Ab der fünften Folge kommt noch eine philosophisch-religiöse Komponente ins Spiel. Die Teilnehmenden reden im Angesicht des drohenden Todes über Ewigkeitsfragen. Wo kommen wir her, wo gehen wir hin? Was macht das Leben aus? Was könnte man mit dem Gewinn Gutes tun? Wofür lohnt es sich zu leben? Und letztlich diskutiert die Serie in all ihrer Grausamkeit immer wieder die ethische Frage: Was ist erlaubt, wenn das eigene Leben zur Disposition steht? Darf ich schummeln, lügen oder die Naivität anderer ausnutzen? Kann ich mit der Schuld leben, wenn mein Verhalten andere das Leben gekostet hat? Bin ich bereit „die andere Wange hinzuhalten“ statt meine eigene Haut zu retten? Gerade als Christen sollten wir nicht zu schnell urteilen, sondern die gezeigten Dilemma-Situationen ernst nehmen. Wie würde ich entscheiden? Wie weit würde ich gehen? Wo beeinträchtigt mein täglicher Lebenswandel das Leben anderer Menschen im globalen Wirtschaftskreislauf schon jetzt?

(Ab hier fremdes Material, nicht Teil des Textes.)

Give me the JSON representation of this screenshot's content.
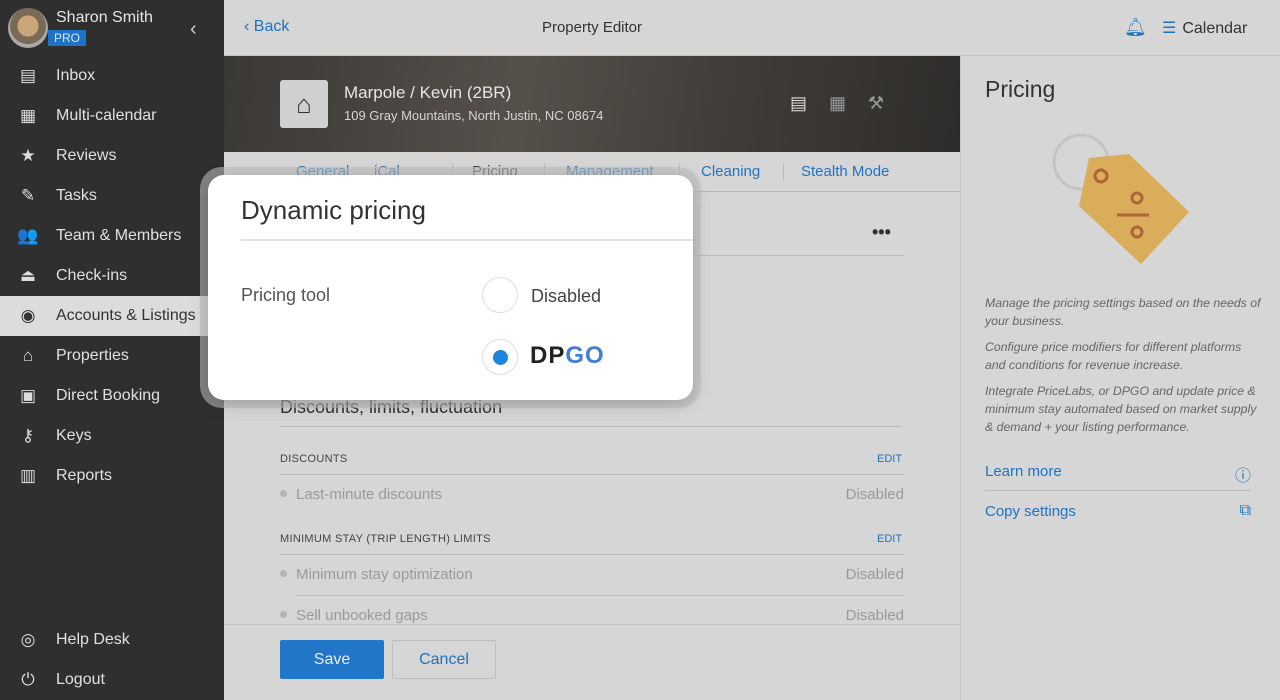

In den späteren Folgen wird ein Christ gezeigt, der im Angesicht des Todes anfängt zu beten und die ewige Verdammnis zu predigen. Schade, wenn das der Eindruck ist, den der Regisseur Hwang Dong-hyuk von christlicher Lebensweise hat. Zumal in einem Land wie Südkorea, das sehr aktive Mega-Churches und starke Missionsbewegungen verzeichnet. Aber oft sind Christen wohl nicht die selbstlos liebenden, sondern die verbissen verdammenden und am Ende doch ängstlich für sich kämpfenden Menschen, wenn es hart auf hart kommt. Ich bin froh, dass ich noch nie herausfinden musste, wie ich im Angesicht des Todes reagieren würde, aber in der Theorie ist meine christliche Hoffnung stärker als die Angst vor dem Tod. Das Gedankenspiel fordert mich heraus!
Neben den schönen Bildern, der immersiven Stimmung und den spannden ethischen Fragen bleibt die Serie freilich eine radikal gewaltverherrlichende! Zum einen physisch mit direkten Kopfschüssen, spritzendem Blut, freiliegenden Gedärmen und Bildern, die einfach nicht sein müssen. Zum anderen aber auch mit dem Bandenethos, des Wir gegen Die, des Mobbing und des Verachtens der scheinbar unterlegenen. Zwar gewinnt am Ende der Serie einer, der sich für die Schwachen eingesetzt hat und die Bösewichte müssen die Folgen ihrer Arroganz tragen, aber was bei unbedarften Zuschauern hängenbleibt ist mitunter das egozentrische Denken, dass alles erlaubt ist, solange es mich aufwertet und andere abwertet. Nicht ohne Grund hat die Serie keine FSK-Freigabe fürMenschen unter 16 Jahren. Meiner Ansicht nach wäre sogar FSK18 gerechtfertigt, aber ungefestigte Gemüter sollten diese Serie tatsächlich nicht unbeaufsichtigt sehen. Und das ist wohl ein Kernproblem: Bei Netflix sehen Jugendliche meist ungefiltert, was sie wollen und wenn die Medien proklamieren, dass diese Serie gerade angesagt ist, eben auch das.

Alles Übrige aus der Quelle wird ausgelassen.